Police Supt. Garry McCarthy on Wednesday told members of the City Club of Chicago that “enormous mistakes” were made in Ferguson, Missouri in August 2014 following the fatal shooting of unarmed teen Michael Brown.
“There was a complete lack of transparency regarding that shooting, which results in a vacuum being filled up by other things which may not be factual,” McCarthy said. “If you look at the way that those protests were policed, we made -- and I’m talking about law enforcement -- enormous mistakes.”
McCarthy, whose department was lauded for its handling of NATO protestors in 2012, said Ferguson police “exacerbated” the situation, particularly in how they handled protests.
“You don’t put SWAT units on the front lines of a protest, you don’t put armored vehicles to a protest, and you certainly don’t put snipers on top of armored vehicles pointing rifles into crowds and expect that you’re not going to exacerbate the situation,” he said.
As police nationwide continue to battle law enforcement’s troubling image following the deaths of Freddie Gray, a 25-year-old Baltimore man who suffered a spinal cord injury in police custody, and the fatal chokehold death of Eric Garner, some have suggested requiring police to wear body cameras could be a solution.

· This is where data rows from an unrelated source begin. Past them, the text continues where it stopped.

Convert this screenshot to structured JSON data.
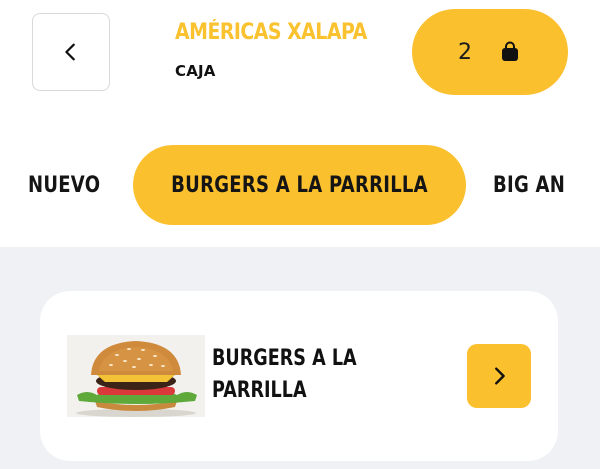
{
  "header": {
    "store_name": "AMÉRICAS XALAPA",
    "store_subtitle": "CAJA",
    "cart_count": "2",
    "back_icon": "chevron-left-icon",
    "cart_icon": "shopping-bag-icon"
  },
  "categories": {
    "tabs": [
      {
        "label": "NUEVO",
        "active": false
      },
      {
        "label": "BURGERS A LA PARRILLA",
        "active": true
      },
      {
        "label": "BIG AN",
        "active": false
      }
    ]
  },
  "products": {
    "items": [
      {
        "title_line1": "BURGERS A LA",
        "title_line2": "PARRILLA",
        "image": "grilled-burger-photo",
        "action_icon": "chevron-right-icon"
      }
    ]
  },
  "colors": {
    "brand_yellow": "#fbc02d",
    "store_name_yellow": "#f9c22e",
    "background_gray": "#eff1f5"
  }
}
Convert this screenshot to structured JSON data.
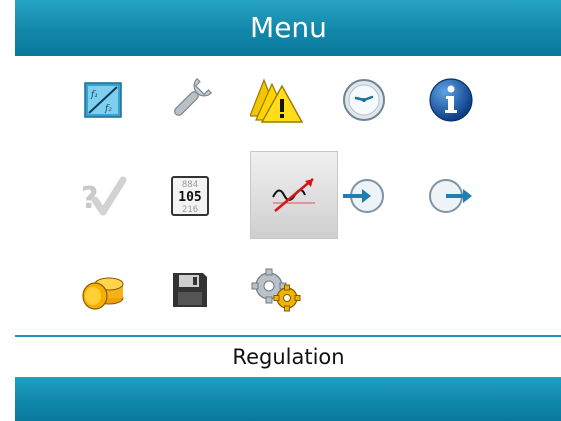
{
  "header": {
    "title": "Menu"
  },
  "menu": {
    "items": [
      {
        "icon": "function-fx-icon"
      },
      {
        "icon": "wrench-icon"
      },
      {
        "icon": "alarm-warnings-icon"
      },
      {
        "icon": "clock-icon"
      },
      {
        "icon": "info-icon"
      },
      {
        "icon": "checklist-question-icon"
      },
      {
        "icon": "counter-display-icon",
        "digits": [
          "884",
          "105",
          "216"
        ]
      },
      {
        "icon": "regulation-trend-icon",
        "selected": true
      },
      {
        "icon": "login-icon"
      },
      {
        "icon": "logout-icon"
      },
      {
        "icon": "coins-icon"
      },
      {
        "icon": "save-floppy-icon"
      },
      {
        "icon": "settings-gears-icon"
      }
    ]
  },
  "status": {
    "label": "Regulation"
  },
  "colors": {
    "accent": "#1387aa",
    "selection": "#d8d8d8"
  }
}
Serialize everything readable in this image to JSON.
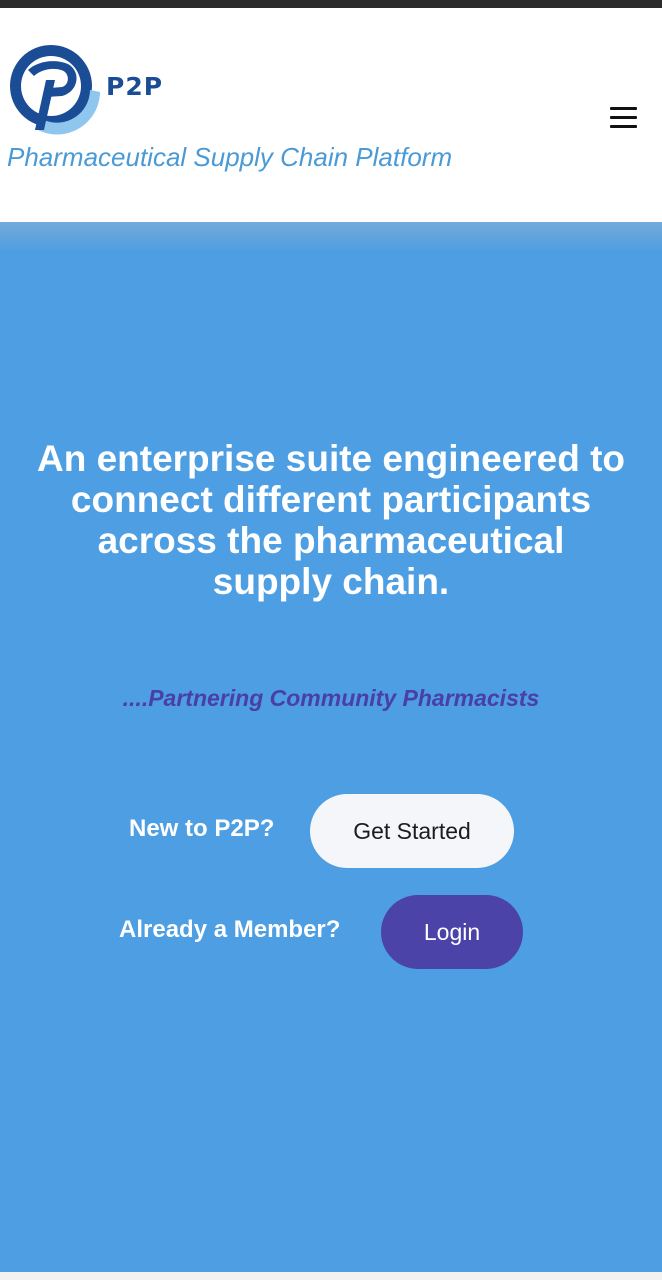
{
  "header": {
    "brand_name": "P2P",
    "tagline": "Pharmaceutical Supply Chain Platform",
    "menu_icon": "hamburger-menu-icon",
    "logo_icon": "p2p-logo-icon"
  },
  "hero": {
    "headline_lines": [
      "An enterprise suite engineered to",
      "connect different participants",
      "across the pharmaceutical",
      "supply chain."
    ],
    "slogan": "....Partnering Community Pharmacists",
    "new_user_prompt": "New to P2P?",
    "get_started_label": "Get Started",
    "member_prompt": "Already a Member?",
    "login_label": "Login"
  },
  "colors": {
    "hero_background": "#4d9ee2",
    "brand_dark_blue": "#1a4d95",
    "tagline_blue": "#4a9ad6",
    "slogan_purple": "#4a3fa8",
    "login_button": "#4b43a8",
    "get_started_button": "#f4f6f9"
  }
}
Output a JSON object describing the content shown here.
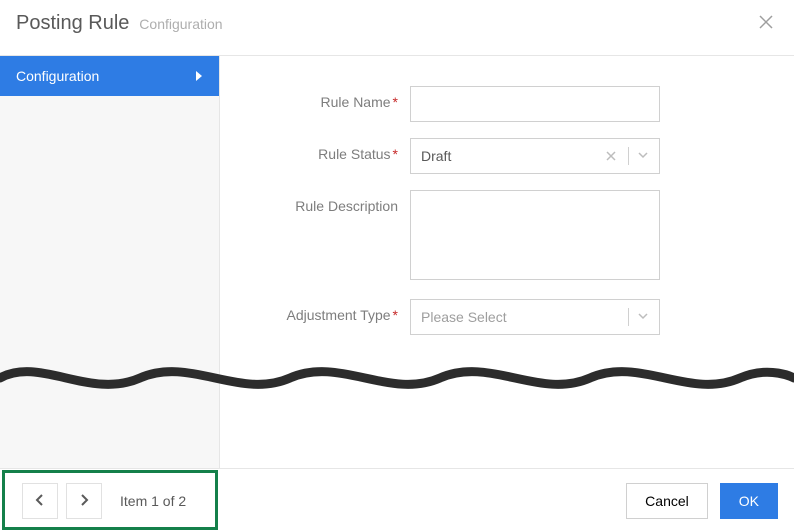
{
  "header": {
    "title": "Posting Rule",
    "subtitle": "Configuration"
  },
  "sidebar": {
    "items": [
      {
        "label": "Configuration"
      }
    ]
  },
  "form": {
    "rule_name": {
      "label": "Rule Name",
      "value": ""
    },
    "rule_status": {
      "label": "Rule Status",
      "value": "Draft"
    },
    "rule_description": {
      "label": "Rule Description",
      "value": ""
    },
    "adjustment_type": {
      "label": "Adjustment Type",
      "value": "Please Select"
    }
  },
  "pager": {
    "label": "Item 1 of 2"
  },
  "footer": {
    "cancel": "Cancel",
    "ok": "OK"
  }
}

The idea is one that has been tested in Chicago, with a pilot program launched in the city and at departments around the country.
McCarthy, however, said the cameras won’t solve law enforcement’s embattled relationship with society.
“Body cameras are not going to change what’s happening in this country,” McCarthy said. “There are deeper social, economic and political issues that are at hand too.”
Despite that stance, McCarthy said the city’s body camera pilot program will be expanding, noting that people, including officers, who know they’re being filmed, might act better.
The top cop’s speech focused heavily on the department’s efforts on community policing and community relations, and while McCarthy noted that there is still work to be done in Chicago, there were some areas of criticism he didn’t address.
Earlier this week, Chicago’s ongoing violence issue had some calling the city a “war zone.” And a particular police facility on the city’s West Side was criticized for allegations of abuse and secret interrogations.
McCarthy took no questions after his speech, which was part of a listening tour he promised after Rahm Emanuel was re-elected as mayor of Chicago.